Prior to this, Dr. Galas served as director for Health and Environmental
Research at the U.S. Department of Energy's Office of Energy Research from 1990
to 1993, where he was responsible for all life sciences research funded by the
Department, including the DOE component of the Human Genome Project. Before his service in Washington, Dr. Galas
was a professor of molecular biology at the University of Southern
California.
Dr. Galas' formal educational training was not in molecular biology, but in
physics. He received his undergraduate
degree in physics at the University of California, Berkeley, and also received
his Ph.D. in physics from the University of California. He has also held posts at the University of
Geneva, Switzerland, and the University of California's Lawrence Livermore
Laboratory. His broad research
interests include several areas of molecular biology and human genetics,
including transposable genetic elements, and the application of mathematical
methods and new technologies in the life sciences. Dr. Galas is a member of
many professional organizations, commissions and boards, including the Human
Genome Organization, the National Academy of Sciences Research Council Board on
Life Sciences and the Board of Governors of the National Center for Genome
Resources. Dr. Galas also serves on
several corporate scientific advisory boards and boards of directors. He has been a member of many federal and
academic advisory groups including the national Biotechnology Policy Board, and
the National Cancer Advisory Board. He
chaired the Biotechnology Research Subcommittee of the Federal Coordinating
Council on Science and Technology for the Office of Science and Technology
Policy. He is also a member of the
Policy Board of the Joint Genome Institute of the University of California, and
the Editorial Board of the Journal of Computational Biology, the Journal
of Bioinformatics & Computational Biology and Functional and
Integrative Genomics. He was a
recipient, with five other scientists, of the Smithsonian, Platinum Technologies
1999 award for his early role in the international human genome project.
Current research interests focus on two areas. The first is the development of new technologies for the
amplification and analysis of nucleic acids.

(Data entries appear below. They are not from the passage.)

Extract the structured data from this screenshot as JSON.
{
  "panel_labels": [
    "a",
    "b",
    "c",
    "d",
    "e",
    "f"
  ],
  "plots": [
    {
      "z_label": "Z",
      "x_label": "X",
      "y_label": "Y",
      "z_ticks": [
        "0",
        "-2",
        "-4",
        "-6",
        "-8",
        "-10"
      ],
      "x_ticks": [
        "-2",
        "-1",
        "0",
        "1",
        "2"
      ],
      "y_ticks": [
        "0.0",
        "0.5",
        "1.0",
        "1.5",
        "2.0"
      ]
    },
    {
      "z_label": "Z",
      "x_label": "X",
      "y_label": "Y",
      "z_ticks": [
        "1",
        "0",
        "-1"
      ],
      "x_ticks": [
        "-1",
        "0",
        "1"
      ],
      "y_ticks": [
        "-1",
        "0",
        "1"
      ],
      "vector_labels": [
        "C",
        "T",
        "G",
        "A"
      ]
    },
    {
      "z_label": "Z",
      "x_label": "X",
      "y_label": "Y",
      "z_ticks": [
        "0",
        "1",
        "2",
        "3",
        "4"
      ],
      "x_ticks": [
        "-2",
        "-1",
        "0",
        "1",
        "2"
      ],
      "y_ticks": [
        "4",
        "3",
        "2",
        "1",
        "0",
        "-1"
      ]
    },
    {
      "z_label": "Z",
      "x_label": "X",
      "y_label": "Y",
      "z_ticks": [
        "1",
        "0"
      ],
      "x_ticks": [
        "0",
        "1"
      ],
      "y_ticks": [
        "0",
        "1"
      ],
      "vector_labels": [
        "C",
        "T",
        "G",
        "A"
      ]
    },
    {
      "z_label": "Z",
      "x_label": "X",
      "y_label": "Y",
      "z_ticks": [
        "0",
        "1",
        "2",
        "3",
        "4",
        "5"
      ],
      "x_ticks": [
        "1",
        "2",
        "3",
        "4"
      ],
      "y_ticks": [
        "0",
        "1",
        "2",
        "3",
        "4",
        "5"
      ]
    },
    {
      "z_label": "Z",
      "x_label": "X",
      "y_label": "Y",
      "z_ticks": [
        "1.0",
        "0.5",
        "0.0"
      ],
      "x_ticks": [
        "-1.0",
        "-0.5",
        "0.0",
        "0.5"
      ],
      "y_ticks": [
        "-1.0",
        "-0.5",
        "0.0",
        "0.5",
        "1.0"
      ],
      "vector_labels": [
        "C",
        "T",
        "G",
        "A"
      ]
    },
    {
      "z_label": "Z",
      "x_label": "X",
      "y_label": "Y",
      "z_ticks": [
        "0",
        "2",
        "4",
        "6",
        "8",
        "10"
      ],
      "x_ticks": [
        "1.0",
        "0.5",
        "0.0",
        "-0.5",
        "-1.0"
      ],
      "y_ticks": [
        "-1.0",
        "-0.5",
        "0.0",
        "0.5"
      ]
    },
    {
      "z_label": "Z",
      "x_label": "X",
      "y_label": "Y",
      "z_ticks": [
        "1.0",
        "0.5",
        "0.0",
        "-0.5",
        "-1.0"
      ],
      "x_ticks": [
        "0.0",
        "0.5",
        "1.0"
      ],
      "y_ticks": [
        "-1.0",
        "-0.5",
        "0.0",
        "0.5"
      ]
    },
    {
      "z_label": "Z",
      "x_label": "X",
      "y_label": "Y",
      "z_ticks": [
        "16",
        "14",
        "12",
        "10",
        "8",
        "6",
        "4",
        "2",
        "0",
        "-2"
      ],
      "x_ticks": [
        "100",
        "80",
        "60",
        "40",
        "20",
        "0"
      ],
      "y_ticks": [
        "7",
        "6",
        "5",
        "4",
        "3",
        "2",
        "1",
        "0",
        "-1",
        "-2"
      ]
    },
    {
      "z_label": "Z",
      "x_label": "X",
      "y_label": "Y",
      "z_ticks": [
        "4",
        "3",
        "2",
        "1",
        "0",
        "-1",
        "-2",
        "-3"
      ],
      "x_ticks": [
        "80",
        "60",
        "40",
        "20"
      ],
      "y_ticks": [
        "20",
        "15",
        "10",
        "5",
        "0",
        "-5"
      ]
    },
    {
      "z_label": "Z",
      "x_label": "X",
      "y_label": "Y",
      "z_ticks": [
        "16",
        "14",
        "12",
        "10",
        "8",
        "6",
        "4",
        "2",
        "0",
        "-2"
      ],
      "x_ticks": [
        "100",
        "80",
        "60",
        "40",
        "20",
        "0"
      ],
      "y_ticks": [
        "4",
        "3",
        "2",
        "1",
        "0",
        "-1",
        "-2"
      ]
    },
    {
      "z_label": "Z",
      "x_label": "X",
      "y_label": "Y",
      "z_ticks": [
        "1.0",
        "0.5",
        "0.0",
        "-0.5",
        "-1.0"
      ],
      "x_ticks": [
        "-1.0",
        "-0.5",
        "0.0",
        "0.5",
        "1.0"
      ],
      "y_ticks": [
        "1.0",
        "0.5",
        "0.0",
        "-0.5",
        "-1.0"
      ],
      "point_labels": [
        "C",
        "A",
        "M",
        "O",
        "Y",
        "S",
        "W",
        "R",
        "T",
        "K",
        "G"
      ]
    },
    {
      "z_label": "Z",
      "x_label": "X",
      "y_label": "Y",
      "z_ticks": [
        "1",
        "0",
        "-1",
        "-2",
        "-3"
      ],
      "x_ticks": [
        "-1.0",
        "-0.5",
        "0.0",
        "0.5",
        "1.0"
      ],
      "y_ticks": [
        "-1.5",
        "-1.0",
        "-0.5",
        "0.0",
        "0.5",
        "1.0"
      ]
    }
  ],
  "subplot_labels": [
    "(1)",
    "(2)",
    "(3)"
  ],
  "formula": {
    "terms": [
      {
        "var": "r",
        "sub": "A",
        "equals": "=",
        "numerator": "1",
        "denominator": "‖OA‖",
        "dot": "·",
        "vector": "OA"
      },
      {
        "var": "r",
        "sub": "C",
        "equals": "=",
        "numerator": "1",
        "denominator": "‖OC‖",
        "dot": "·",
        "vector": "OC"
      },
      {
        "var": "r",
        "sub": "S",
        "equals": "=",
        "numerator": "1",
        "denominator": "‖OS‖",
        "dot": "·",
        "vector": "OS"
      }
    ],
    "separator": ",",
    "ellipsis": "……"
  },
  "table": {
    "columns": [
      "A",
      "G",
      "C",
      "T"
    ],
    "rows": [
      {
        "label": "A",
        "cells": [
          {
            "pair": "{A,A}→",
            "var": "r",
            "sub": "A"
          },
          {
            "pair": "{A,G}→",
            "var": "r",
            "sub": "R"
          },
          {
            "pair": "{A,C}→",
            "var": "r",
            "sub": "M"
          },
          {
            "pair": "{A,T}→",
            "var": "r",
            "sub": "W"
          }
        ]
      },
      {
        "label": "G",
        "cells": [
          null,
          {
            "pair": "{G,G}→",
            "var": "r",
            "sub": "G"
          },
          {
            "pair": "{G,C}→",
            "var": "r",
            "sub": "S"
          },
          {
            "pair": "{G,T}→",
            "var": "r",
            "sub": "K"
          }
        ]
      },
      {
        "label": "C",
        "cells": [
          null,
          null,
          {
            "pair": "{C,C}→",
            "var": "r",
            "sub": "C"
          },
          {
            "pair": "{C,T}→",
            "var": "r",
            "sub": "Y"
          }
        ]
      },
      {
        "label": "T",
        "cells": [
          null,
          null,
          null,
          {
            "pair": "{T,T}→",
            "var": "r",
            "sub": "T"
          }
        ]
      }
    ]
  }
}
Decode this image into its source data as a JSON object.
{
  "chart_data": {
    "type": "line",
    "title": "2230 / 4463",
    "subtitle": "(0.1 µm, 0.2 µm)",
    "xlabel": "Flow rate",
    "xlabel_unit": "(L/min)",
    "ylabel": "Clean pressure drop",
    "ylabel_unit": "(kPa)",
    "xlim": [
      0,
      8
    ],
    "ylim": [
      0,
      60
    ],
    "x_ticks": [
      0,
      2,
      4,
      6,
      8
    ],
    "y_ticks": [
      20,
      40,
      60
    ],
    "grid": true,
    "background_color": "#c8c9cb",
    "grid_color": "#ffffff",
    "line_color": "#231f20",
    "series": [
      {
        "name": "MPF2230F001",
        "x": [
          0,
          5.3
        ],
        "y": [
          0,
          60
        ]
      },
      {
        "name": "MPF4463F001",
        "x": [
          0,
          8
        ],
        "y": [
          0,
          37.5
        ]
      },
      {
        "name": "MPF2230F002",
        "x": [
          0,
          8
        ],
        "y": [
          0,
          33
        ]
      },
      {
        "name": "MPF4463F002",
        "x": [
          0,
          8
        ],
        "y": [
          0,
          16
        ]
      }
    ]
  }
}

This work is directed to enabling new methods for high throughput and
accurate data acquisition needed to analyze a variety of biological systems,
and to the development of new diagnostic techniques in medicine. Our recent work in this area has led to a
promising oligonucleotide amplification technology that is rapid, simple and
accurate. In collaboration with Ionian
Technologies Inc. a company organized to commericalize this technology, we are
developing new research tools and diagnostic applications.
The second center interest area centers around the structures of biological
networks and the analysis of their properties.
These studies have focused most recentlyon the statistical structures of
complex biological networks, on the one hand, and the properties and prediction
of gene regulatory and protein-protein interaction networks on the other.